Here are just four examples. First “Champions” is an icebreaker activity in which participants introduce each other so that others see what strengths they have. This introduces participants to each other in a positive and upbeat way that emphasizes each participant’s value to the group. The participants are paired up, each participant interviews the other, then each participants has to “sell” the other person to the entire group on how great he or she is and on how he or she will contribute significantly to the meeting or the task at hand.

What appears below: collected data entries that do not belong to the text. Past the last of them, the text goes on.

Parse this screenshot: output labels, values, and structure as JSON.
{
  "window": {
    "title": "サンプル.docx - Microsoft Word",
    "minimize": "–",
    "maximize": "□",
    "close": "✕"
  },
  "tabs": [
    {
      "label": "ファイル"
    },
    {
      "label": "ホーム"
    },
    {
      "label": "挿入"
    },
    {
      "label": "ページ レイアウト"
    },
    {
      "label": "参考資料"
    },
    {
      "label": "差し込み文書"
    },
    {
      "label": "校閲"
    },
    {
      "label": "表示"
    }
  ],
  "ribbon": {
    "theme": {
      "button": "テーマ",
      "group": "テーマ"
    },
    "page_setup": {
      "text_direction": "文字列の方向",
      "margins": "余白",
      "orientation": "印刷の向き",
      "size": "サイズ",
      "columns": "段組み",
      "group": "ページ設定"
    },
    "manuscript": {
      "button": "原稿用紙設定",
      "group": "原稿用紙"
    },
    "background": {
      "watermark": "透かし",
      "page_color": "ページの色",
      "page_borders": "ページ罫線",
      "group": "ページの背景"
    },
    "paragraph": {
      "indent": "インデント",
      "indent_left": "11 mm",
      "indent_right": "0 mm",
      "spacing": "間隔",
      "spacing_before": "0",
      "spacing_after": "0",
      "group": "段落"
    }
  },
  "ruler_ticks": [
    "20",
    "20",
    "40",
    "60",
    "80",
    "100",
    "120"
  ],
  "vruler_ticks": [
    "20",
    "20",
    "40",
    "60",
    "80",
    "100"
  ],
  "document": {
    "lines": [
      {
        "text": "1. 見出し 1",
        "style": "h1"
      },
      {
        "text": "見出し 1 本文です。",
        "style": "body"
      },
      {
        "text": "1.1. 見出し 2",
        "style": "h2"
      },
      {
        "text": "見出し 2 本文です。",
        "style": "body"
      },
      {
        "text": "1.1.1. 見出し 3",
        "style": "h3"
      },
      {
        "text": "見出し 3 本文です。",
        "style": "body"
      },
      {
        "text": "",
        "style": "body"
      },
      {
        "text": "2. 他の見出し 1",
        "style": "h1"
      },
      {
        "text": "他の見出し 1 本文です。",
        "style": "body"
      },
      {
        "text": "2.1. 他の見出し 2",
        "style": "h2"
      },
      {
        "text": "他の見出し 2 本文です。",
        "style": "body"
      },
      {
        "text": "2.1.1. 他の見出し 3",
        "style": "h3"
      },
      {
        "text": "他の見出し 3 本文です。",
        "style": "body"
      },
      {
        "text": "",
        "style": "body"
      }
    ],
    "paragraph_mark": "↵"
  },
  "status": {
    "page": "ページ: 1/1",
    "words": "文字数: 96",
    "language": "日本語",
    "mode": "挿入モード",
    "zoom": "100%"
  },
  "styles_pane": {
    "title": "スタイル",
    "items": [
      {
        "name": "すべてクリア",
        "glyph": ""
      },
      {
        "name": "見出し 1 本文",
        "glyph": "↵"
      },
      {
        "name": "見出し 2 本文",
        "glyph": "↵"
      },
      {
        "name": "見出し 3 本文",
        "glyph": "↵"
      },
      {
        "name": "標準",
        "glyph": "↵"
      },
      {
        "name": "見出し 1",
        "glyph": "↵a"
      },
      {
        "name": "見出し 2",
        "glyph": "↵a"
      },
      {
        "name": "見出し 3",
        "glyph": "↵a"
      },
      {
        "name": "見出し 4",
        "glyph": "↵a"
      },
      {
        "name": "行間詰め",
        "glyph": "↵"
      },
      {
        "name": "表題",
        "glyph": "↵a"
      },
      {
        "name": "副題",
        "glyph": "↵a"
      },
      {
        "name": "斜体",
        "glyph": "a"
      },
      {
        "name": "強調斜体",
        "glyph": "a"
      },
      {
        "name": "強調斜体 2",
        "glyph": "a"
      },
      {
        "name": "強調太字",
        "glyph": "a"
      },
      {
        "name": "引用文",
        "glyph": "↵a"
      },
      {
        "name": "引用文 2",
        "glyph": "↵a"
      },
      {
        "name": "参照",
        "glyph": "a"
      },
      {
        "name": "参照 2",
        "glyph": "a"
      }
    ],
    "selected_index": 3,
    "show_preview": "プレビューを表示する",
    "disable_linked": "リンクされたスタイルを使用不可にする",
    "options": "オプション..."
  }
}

A (very American!) variation is “Bragging Rights” in which participants guess something about themselves that may give them bragging rights within the group. Participants are therefore asked to identify a particular skill or achievement which makes them better than the others, for example, the ability to speak several foreign languages or the number of foreign countries they may have visited or a particular sporting achievement. The other members of the group are then challenged to see if any person can beat that claim to greatness.
A third example (particularly for small groups) is “Quotes”, in which the participants provide their favourite quotations to the group. The exercise helps the group warm up as well as get to know each other better. The participants need to be told before the meeting to bring their favourite quotation, and then in the meeting the participants explain why it is their favourite quotation.
A final example is ‘That’s Life’ in which the participants take turns responding to two thought-provoking questions. The participants are paired up and then take turns in finishing the statements “Life is to short…” and “Life is too short not to…”
The book will be of great use in Australia. It has none of the tacky “Californian New Age” techniques: there are no “touchy-feely” exercise in which participants have to touch each other or share intimate thoughts and feelings, there are no outdoor activities and no role-plays. Instead the meeting openers are fun and hopefully will lead to more productive meetings.